One thing Umunna is keen to press to Real Business is that Small Business Saturday need not be limited to bricks and mortar shopping. For those that don’t trade on a Saturday, he’s keen to see consumers engage with online retail.
For larger businesses which might be wondering how an initiative for small businesses is of interest to them, Umunna is quick to point out that the day is very important for them as small businesses make up a big part of supply chains.
“I want to see more high-growth companies, and Small Business Saturday is as much about celebrating SMEs as it is market traders.”
However, the term SME is one Umunna is keen to distance himself from. With such a “rich and diverse” business community, he doesn’t believe SME does justice to the kind of companies starting and growing in today’s economy. So much so that he has banned the use of the description.
When quizzed on whether he thinks movements such as Small Business Saturday can bring about policy change, Umunna separates the two out. “This is not about policy per sey, but recognising the contribution these businesses make.
‘I have lots of policies to help them, such as cutting energy prices, cutting and freezing business rates and reforming the banking system, but that needs government action. This campaign is about what each of us can do.”

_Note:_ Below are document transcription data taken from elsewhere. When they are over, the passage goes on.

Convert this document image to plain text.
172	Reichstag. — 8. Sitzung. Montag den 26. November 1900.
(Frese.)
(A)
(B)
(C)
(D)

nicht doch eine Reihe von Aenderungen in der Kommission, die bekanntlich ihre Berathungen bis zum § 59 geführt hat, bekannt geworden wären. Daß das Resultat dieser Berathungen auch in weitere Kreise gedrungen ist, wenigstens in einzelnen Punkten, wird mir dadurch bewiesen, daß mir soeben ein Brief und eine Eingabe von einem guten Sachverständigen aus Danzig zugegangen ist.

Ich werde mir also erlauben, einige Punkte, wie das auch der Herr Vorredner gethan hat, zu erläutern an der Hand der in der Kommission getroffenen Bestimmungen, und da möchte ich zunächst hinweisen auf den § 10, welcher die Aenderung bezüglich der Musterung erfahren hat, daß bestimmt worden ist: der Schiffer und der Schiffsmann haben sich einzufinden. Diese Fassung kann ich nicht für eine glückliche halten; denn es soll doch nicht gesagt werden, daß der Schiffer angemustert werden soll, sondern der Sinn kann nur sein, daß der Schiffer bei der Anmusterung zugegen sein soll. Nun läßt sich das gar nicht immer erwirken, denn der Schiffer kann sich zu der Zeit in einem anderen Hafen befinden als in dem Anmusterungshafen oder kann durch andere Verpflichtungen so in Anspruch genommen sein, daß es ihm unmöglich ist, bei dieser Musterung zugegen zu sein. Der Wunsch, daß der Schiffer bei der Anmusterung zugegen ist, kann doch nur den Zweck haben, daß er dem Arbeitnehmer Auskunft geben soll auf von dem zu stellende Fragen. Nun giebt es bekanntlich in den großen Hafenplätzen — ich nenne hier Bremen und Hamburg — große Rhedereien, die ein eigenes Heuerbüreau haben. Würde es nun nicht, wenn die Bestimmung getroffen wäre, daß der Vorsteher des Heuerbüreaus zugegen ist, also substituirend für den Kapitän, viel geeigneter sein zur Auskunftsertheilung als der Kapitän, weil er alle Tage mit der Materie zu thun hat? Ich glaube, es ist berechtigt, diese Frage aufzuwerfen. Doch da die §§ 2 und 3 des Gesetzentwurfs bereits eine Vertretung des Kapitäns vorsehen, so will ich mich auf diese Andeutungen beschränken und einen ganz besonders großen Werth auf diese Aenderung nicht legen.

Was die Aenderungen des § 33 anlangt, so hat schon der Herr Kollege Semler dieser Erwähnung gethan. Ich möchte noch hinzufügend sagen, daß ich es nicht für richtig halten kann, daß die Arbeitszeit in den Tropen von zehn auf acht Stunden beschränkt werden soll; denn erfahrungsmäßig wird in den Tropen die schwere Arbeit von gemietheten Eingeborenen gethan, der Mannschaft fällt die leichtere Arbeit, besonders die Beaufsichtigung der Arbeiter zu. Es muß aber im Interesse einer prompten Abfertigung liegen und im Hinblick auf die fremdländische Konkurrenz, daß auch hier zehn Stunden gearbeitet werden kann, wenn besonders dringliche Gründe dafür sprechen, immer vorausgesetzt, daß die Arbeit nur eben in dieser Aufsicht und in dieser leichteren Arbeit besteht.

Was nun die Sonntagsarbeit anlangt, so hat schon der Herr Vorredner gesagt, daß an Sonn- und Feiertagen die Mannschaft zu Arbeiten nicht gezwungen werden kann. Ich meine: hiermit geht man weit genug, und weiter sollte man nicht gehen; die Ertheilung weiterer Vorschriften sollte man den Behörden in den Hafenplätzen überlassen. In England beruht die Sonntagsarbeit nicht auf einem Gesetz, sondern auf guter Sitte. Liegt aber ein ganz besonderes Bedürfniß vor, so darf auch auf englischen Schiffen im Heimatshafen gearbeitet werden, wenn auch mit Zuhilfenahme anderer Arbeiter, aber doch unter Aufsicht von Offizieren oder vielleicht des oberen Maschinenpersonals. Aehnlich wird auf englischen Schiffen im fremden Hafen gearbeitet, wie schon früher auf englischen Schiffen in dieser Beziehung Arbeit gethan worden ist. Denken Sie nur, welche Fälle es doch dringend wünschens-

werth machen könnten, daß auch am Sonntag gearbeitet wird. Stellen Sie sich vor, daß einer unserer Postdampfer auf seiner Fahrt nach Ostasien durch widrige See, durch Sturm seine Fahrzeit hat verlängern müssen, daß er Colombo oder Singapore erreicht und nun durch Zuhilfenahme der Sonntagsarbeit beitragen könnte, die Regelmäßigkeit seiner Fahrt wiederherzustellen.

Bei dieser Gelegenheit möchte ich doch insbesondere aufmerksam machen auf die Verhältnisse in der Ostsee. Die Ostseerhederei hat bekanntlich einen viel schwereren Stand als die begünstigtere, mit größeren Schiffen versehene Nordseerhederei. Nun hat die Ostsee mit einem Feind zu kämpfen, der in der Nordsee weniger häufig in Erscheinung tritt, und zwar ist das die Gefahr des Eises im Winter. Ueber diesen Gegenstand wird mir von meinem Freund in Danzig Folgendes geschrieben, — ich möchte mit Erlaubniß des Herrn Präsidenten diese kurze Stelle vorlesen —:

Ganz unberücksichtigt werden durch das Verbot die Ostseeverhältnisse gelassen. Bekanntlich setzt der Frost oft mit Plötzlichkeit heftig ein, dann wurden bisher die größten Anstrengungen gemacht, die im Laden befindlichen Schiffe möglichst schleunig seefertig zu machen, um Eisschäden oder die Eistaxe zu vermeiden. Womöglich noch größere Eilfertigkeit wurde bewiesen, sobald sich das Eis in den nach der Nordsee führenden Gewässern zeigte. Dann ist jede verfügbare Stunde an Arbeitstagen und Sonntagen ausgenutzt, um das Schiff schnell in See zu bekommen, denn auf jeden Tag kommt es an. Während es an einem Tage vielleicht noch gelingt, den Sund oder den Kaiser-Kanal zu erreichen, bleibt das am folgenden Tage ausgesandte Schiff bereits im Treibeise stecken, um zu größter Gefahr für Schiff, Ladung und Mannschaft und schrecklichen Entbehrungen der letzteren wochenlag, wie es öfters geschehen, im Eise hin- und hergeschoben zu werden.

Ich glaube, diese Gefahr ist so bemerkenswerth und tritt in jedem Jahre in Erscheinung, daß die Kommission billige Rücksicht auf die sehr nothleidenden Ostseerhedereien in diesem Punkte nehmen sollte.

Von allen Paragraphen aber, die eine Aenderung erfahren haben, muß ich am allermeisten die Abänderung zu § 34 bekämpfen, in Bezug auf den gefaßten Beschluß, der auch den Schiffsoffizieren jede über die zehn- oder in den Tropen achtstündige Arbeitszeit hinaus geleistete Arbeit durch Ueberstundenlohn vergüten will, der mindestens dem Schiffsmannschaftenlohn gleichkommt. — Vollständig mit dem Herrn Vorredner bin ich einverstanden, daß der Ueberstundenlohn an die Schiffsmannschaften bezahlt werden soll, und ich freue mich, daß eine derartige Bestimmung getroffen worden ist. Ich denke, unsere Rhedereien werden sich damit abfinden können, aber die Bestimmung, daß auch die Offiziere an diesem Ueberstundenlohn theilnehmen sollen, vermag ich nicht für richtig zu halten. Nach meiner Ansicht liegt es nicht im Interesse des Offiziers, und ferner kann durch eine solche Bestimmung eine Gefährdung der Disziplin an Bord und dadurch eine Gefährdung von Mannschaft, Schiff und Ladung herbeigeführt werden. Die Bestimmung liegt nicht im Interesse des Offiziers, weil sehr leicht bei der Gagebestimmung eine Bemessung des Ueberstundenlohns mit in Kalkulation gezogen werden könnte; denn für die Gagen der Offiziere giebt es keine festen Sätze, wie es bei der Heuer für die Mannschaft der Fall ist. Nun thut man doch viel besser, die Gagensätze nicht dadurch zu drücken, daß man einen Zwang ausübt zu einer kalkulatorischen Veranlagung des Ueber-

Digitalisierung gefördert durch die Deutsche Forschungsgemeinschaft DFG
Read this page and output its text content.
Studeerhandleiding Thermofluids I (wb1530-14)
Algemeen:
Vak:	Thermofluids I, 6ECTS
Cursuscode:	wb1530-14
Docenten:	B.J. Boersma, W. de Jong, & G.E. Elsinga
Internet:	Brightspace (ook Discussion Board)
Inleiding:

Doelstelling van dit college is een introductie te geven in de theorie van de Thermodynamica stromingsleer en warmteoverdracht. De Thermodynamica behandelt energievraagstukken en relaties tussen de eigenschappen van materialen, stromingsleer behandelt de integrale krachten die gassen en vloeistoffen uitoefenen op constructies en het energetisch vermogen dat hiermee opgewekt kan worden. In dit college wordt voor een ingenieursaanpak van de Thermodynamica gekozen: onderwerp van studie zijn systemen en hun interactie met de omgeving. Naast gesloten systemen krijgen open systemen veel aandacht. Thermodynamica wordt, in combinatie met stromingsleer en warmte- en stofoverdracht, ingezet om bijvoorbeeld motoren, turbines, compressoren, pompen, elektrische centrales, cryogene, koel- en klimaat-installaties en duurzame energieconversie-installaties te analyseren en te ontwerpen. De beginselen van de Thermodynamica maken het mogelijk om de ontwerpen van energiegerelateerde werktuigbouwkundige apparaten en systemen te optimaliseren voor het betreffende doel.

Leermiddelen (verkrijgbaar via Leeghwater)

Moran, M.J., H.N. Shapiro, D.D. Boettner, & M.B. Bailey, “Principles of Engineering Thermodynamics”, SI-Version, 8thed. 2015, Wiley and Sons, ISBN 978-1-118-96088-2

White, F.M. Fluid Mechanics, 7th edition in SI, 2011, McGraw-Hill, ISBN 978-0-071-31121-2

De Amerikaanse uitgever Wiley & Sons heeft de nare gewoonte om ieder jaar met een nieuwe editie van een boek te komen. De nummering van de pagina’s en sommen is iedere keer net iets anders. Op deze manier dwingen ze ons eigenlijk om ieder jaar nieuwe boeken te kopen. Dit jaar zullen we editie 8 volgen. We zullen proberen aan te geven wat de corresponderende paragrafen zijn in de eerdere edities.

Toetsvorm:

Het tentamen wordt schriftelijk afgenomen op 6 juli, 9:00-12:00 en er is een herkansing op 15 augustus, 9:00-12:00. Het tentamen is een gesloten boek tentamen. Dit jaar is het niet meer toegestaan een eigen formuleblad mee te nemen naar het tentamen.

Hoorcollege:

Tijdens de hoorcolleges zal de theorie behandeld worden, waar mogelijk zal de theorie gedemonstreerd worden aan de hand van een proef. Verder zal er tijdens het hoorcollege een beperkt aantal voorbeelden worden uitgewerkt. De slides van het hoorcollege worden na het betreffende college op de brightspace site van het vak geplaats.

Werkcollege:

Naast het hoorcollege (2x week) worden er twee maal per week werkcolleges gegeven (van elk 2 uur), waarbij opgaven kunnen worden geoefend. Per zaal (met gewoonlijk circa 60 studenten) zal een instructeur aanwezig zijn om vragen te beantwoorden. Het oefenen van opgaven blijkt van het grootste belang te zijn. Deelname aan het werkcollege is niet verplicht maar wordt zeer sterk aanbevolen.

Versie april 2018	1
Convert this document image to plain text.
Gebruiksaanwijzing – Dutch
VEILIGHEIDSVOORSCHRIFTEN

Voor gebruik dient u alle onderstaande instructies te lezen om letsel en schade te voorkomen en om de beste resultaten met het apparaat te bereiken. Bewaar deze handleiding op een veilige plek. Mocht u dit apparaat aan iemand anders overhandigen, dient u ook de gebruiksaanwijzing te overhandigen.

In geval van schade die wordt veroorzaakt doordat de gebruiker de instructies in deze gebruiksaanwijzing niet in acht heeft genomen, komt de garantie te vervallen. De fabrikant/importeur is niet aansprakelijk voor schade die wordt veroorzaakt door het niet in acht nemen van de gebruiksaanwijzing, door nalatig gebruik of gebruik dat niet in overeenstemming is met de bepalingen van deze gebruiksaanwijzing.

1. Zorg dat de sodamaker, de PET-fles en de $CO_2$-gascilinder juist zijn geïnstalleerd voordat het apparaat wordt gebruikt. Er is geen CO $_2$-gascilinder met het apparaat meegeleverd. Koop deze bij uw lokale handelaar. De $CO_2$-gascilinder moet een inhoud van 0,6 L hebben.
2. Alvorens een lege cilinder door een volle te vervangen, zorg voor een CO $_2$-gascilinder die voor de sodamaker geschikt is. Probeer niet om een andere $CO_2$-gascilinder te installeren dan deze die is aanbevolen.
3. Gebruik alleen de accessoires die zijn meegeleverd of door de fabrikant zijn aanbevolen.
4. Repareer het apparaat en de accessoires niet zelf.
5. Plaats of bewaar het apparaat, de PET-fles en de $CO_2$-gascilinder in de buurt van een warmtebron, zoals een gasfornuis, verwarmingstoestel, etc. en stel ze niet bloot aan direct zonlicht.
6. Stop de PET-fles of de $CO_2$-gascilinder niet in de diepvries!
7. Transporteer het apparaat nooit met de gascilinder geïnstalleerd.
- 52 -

For those keen to get involved with Small Business Saturday a “Get Involved” pack can be downloaded form the website. There is also a repeat of the bus tour that journeyed around the country last year, with Umunna set to join up with it in Norwich towards the end of November.
For Umunna there is too much talk of the “American dream” when it comes to business, and he wants to use the likes of Small Business Saturday to push forth the “British dream” – which he believes is even stronger.